President Xi Jinping met separately with U.S. President Joe Biden and Japanese Prime Minister Fumio Kaishida during the APEC summit in San Francisco. The meetings were the first between these leaders in the past year and were clearly important for stabilizing China-U.S. and China-Japan relations. Meanwhile, there have been worries that each of these relationships could drift apart again, or even worsen.
For China, relations with the United States are the most important bilaterally, while those with Japan are among the most important in its geographical neighborhood. The U.S. and Japan are military allies, so how to build and maintain a relatively balanced China-U.S.-Japan trilateral relationship is therefore of great significance.
China-U.S. relations have a precious short window of time for stabilization and improvement from now until the U.S. presidential election next year. The ruling Liberal Democratic Party in Japan will also hold its presidential election next fall. Although various challenges and difficulties facing China-U.S. and China-Japan relations will continue to exist, and factors of uncertainty, instability and even deterioration have yet to disappear, it is not impossible to keep the two sets of bilateral ties on track so long as the parties work to create a favorable environment and desirable momentum. The strategic thinking of “momentum formulation” will not only mobilize the endogenous positive dynamism within China-U.S. and China-Japan relations but will even activate the external dynamism at the regional and global levels to promote their healthy development and confine the fermentation of negative dynamism that may drive relations astray.
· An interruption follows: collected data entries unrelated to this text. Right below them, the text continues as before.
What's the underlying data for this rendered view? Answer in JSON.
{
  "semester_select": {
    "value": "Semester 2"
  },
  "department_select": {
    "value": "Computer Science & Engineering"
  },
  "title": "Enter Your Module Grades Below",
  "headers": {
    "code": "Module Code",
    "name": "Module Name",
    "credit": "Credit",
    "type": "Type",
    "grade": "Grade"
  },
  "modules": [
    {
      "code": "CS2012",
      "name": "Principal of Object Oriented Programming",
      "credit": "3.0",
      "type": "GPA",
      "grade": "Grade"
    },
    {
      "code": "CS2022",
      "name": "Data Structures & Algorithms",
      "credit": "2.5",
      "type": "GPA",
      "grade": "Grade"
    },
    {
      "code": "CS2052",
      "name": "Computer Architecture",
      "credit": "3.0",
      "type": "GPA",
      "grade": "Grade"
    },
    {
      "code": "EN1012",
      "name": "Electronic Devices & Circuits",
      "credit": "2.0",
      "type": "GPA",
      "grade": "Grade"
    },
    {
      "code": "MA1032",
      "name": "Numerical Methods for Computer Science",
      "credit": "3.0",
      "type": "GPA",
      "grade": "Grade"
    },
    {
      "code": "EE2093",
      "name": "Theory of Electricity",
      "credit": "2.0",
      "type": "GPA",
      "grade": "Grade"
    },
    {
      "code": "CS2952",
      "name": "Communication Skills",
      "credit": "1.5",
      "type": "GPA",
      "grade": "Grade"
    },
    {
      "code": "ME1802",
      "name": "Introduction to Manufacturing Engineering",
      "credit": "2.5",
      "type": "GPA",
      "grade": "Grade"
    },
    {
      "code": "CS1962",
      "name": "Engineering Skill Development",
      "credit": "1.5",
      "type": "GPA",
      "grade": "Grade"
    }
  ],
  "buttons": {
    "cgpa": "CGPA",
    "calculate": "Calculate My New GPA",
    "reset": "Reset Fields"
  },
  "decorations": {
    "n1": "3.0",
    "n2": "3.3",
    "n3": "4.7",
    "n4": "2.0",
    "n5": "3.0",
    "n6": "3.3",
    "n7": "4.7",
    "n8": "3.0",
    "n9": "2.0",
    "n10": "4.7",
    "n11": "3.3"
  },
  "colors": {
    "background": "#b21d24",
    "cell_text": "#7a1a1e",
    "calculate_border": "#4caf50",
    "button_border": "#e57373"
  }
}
Momentum has to begin with economics and trade, so activating negotiations on a China-U.S. investment agreement may provide a fine environment for truly preventing economic decoupling. Restarting high-level economic dialogue between China and Japan will help avoid abusive emphasis on security concerns. Trade has served as ballast that stabilizes China-U.S. and China-Japan relations, yet economic interdependence seems to have been considered a security risk in both the U.S. and Japan. Rebuilding perceptions of ballast reactivating negotiations on a China-U.S. investment agreement — which was initiated during the presidency of Barack Obama — will provide external pressure and motivation for both countries to reform their domestic economic structures. China-Japan high-level economic dialogue will be conducive to bilateral discussions on the RCEP, CPTPP and WTO.
Second, waves of a new round of Asia-Pacific economic integration have arrived. Momentum formulation at the regional level is offering a favorable external environment for balanced and healthy China-U.S. and China-Japan relations. East Asian regional cooperation, which began at the end of the last century and reached a high in the first decade of this century with the establishment of the East Asian summit mechanism, has since decelerated as it has become bogged down in turbulence.
If the most outstanding, or climactic, characteristic of the first round of regional integration was China's rise. The coming second round would represent the collective rise of developing nations in the region. Infrastructure interconnectivity is a rigid demand of regional countries, which is obvious in such flagship projects as the Jakarta-Bandung High-Speed Railway and China-Laos Railway.
As President Xi said in his APEC speech, China is committed to “building an open, vigorous, resilient and peaceful Asia-Pacific community” — which is also a universal wish of countries in the area. The more we proceed toward Asia-Pacific integration, the more constraints will be placed on deteriorating China-U.S. and China-Japan relations.
The U.S. and Japan are in a military alliance for which military deterrence is necessary, yet overemphasis on deterrence could result in escalating tensions, and in turn lead to decreased security. The basic peace and prosperity in the post-Cold War Asia-Pacific does not depend upon military alliances but on an outlook of cooperative security based on dialogue and centered on ASEAN. The Global Security Initiative proposed by China promises both the inheritance of a successful East Asian experience and its further advancement.
Third, the Global South's collective rise is an important feature of the centenary changes in the world. The more successful China's Global South diplomacy is, the more its global momentum formulation will help create a macro environment conducive to stable and healthy China-U.S. and China-Japan relations. In March, China successfully maneuvered to foster the normalization of diplomatic ties between Saudi Arabia and Iran. Last year the Chinese president participated in the China-Arab States Summit, and the Chinese presence in the Middle East is gradually increasing.
All these have delivered quite a shock to the U.S., which has maintained great influences in the Middle East, as well as to Japan, which has been in close contact with Middle Eastern nations. But criticizing China for intervening in the Middle East for reasons of geopolitical influence finds little resonance in those countries because their pursuit of modernization calls for a peaceful environment — and so China's benign intervention is welcome.
BRICS has expanded for the first time since its establishment, growing from five to 11 members, covering Middle Eastern, African and Latin American nations. Some Westerners have labeled BRICS an anti-U.S. club because they fail to appreciate the changes in the great awakening of developing countries' international political awareness. The Belt and Road Initiative has been embraced warmly by developing nations, while the “debt trap” rhetoric of the West is unsustainable. How could it be sustainable with virtually all Global South countries praising China and only a few Western voices badmouthing it?
So long as the parties take advantage of the post-summit window of opportunity, they certainly can do a lot by way of momentum formulation.